Alessandro Corbelli n’est absolument pas, de voix, la basse bouffe que voulait Verdi, et dont Mariano Stabile reste le modèle classique pour nos oreilles modernes. Il joue un rien triste, raisonnable, hors sans Falstaff tonitruant et hâbleur, l’opéra finit par ne pas tenir vraiment, mystère d’un caractère qui fait quasiment la raison d’être de l’œuvre. Ceci posé, Corbelli fait très bien tout ce qu’il fait, avec un art du chant impeccable, mais où sont passés l’émotion et l’amertume de la Tamise ? Ludovic Tézier met des habits trop nobles à son Ford, mais la ligne, le bel canto resteront impérissables à coup sûr. Les compères de Falstaff semblaient refuser leurs aspects caricaturaux, ils en devenaient un rien ennuyeux, au contraire des commères.
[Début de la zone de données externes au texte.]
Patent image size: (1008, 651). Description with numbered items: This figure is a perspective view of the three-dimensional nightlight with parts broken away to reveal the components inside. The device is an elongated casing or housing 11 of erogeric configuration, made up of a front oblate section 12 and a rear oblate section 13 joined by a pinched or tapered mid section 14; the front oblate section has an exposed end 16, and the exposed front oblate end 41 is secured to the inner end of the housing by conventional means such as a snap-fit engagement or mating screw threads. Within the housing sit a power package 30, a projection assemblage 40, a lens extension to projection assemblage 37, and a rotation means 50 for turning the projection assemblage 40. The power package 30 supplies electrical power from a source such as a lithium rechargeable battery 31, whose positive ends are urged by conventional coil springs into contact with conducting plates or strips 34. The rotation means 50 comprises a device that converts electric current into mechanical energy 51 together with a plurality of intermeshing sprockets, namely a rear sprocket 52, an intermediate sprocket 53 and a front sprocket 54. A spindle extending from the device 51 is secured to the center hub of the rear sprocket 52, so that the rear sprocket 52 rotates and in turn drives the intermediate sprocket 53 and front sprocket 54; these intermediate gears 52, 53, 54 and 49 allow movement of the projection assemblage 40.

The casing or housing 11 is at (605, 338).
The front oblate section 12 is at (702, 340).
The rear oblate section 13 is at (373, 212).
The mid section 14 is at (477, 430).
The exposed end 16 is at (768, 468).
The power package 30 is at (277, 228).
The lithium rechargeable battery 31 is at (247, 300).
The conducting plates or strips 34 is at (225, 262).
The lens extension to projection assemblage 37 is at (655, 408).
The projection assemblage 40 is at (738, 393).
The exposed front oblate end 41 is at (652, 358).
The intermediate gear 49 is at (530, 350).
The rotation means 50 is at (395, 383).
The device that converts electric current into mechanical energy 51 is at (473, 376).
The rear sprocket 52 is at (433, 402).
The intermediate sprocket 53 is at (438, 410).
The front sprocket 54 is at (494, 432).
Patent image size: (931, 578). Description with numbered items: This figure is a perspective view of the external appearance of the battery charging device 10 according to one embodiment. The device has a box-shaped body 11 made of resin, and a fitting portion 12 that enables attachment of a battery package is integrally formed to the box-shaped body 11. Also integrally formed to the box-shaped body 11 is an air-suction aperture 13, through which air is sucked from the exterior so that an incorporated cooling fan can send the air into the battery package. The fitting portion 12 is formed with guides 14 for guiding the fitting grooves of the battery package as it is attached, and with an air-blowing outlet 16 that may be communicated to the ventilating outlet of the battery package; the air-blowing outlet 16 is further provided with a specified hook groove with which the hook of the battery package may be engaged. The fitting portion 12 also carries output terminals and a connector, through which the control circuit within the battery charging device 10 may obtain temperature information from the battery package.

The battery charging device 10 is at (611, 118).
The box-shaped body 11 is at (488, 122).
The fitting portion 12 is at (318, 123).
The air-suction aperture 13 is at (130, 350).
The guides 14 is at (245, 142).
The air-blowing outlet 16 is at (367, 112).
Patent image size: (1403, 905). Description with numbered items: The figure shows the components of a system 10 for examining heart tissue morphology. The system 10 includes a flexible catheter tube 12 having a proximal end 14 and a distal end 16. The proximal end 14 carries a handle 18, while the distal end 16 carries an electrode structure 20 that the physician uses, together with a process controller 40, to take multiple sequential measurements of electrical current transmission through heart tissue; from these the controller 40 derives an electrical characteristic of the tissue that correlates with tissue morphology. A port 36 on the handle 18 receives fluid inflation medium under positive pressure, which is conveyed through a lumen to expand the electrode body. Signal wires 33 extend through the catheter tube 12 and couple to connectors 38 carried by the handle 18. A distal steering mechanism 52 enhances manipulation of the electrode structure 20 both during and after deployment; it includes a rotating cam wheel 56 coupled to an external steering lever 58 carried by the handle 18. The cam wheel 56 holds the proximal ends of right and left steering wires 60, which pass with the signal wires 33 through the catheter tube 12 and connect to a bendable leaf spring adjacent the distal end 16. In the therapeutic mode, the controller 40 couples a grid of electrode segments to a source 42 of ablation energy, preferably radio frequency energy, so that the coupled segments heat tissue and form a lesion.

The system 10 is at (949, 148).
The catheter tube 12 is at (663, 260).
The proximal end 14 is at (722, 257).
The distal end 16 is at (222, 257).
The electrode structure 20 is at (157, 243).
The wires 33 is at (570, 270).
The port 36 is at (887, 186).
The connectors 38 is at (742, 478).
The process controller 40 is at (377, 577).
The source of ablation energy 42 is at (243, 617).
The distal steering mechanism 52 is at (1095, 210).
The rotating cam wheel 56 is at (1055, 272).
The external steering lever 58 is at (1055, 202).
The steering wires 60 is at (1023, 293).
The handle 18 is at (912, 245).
Marie-Nicole Lemieux compose une Quickly délicieusement jouée, sans les vulgarités que son emploi fait redouter, la Meg Peg de Caitlin Hulcup est presque trop élégante, d’allure sinon de voix, et les commères sont emmenées avec une sorte de brio irrésistible – comme elle sait mettre le théâtre dans ses mots ! – d’Anna Caterina Antonacci : on n’avait pas entendu une Alice aussi idéale depuis Ilva Ligabue. Et comme elle fait bien la biche dans le parc de Windsor, vous verrez. Lumineuse, touchante, délicate Nannetta d’Amel Brahim-Djelloul. Francesco Meli a beau avoir la voix du bon dieu, et un italien fringant, on lui en veut d’hurler ainsi Dal labbro il canto estasiato alors qu’il faut en faire du Mozart. Il y a ici quelques leçons à prendre chez Luigi Alva.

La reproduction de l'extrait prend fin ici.